Mr. Bush spoke specifically about the auditor general’s report on the Royal Watler Cruise Terminal, which he said incorrectly stated the on-land building portion of the project was 9,000 square feet when it was actually double that. Mr. Bush said Mr. Duguay also failed to take into consideration 1.5 acres of land reclaimed from the sea and worth some $4.5 million when he came to the conclusion government did not get value for money on the project.
With regard to the perceived lack of transparency on the cruise berthing project, Mr. Bush said there had been a well-publicised process, which included advertising for expressions of interest and public statements from the government.
‘What lack of transparency has there been?’ he asked, noting that none of his government’s process was used by the previous government when it suddenly announced it had signed an agreement with developers Atlantic Star.
‘When did anyone know about Atlantic Star?’ Mr. Bush asked, suggesting that Port Authority did not even know former cabinet minister with responsibility for the Port Authority, Charles Clifford, had signed an MOU with Atlantic Star.
Mr. Bush said under the proposed agreement with Atlantic Star, the developer would have had control of the cruise terminal, something that would not happen under the current proposal.
‘We will never give up control of the airport or the port in any way, shape or form,’ he said.
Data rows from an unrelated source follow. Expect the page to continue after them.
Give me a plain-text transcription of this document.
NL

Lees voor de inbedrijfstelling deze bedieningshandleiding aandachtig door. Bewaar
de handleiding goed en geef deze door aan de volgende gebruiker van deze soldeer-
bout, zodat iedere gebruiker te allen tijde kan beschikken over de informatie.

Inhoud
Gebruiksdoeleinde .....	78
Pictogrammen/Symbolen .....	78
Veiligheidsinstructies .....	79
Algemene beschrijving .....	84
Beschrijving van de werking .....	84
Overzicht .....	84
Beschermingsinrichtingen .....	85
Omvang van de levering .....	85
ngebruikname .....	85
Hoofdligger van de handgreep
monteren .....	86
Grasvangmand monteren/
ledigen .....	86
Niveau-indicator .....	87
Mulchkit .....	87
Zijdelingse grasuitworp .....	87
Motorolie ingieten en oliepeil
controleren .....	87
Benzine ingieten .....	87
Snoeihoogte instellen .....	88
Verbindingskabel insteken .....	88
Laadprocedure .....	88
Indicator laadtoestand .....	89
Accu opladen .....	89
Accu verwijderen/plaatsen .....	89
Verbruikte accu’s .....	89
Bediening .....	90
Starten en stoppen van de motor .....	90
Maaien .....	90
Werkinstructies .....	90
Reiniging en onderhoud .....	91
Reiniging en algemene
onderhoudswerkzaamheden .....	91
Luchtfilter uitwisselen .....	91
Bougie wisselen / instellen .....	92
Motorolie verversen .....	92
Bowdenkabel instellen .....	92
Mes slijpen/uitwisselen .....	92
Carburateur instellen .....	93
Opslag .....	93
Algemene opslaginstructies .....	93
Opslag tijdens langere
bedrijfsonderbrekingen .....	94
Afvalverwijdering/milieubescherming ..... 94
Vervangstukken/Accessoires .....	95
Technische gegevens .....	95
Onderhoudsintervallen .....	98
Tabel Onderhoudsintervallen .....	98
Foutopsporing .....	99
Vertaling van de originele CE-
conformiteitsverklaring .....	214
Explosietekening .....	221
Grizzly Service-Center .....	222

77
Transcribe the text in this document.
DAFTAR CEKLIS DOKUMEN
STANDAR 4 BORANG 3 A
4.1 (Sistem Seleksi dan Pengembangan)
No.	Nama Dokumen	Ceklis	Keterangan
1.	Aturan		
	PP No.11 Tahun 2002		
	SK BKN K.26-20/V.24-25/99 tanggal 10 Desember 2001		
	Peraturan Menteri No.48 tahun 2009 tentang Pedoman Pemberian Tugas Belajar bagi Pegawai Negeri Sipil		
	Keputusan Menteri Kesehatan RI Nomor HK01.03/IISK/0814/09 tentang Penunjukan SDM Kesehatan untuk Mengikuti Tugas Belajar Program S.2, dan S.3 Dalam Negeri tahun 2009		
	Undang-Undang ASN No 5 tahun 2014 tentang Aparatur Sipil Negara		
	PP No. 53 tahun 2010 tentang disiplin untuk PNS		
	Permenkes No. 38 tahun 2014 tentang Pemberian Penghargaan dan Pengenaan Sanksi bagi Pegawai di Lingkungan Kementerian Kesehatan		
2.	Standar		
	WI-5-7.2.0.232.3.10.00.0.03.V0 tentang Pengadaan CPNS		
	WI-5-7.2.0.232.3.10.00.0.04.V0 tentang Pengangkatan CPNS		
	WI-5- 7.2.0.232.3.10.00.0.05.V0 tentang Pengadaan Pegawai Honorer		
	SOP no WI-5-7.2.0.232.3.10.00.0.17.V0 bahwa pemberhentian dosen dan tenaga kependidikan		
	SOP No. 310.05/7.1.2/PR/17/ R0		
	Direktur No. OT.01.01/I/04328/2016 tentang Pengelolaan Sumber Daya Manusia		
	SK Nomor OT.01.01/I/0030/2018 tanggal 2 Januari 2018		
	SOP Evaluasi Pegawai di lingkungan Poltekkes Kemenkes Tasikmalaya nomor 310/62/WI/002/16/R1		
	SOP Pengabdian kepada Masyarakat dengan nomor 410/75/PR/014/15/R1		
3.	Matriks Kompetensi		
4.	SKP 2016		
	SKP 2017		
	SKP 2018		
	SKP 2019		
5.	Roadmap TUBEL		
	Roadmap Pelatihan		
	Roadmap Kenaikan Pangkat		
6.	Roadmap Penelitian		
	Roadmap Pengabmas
Mr. Bush said Mr. Duguay was ‘some kind of cowboy’ and that he believed the auditor general was in an effort with someone to ‘throw cold water on the project’.
‘He’s hell bent on stopping us from getting revenue in the country,’ he said.
The governor’s office refuted the claim the auditor general was trying to frustrate the project.
‘The governor is sure that the auditor general wishes only to check that it has been done in a proper way,’ the press release stated. ‘Nor does it mean that the auditor general is conspiring with anyone else to stop the project.
‘As far as the governor is aware, the auditor general decided to examine the tendering process for the port independently and on his own initiative and with no other motive but to ensure a fair and accountable process and thereby, value for money for the Cayman Islands.’
Mr. Duguay has also said he acted on his own accord and that his only agenda is to make sure the Cayman Islands Government gets value for money. He also said he does not necessarily think the port development will be a bad deal.
‘At the end of the day, if it turns out the Cayman Islands gets a new port facility that brings in new revenue and doesn’t cost anything, I’ll be the first to say this is a good deal,’ he said.
However, Mr. Duguay said he still thinks he has to look into the matter, partially because of the lack of information as to how the port will be paid for.
‘I’m not sure what risk, if anything, we’re taking with the new [cruise-berthing facility],’ he said, noting there could be other infrastructure costs as a result of the project.
‘There are a lot of things to look at. My goal would be to help people understand all of this and see what risks there might be.’
Mr. Duguay said he did not mind getting called names for doing his job, but he did not like that Mr. Bush had said at the press briefing that the auditor general had been forced out of Bermuda.
‘That’s the part that bothered me,’ he said. ‘[Mr. Bush] certainly insinuated that I had to leave there and I hadn’t done my job. That’s the part I resent because it’s simply not true.’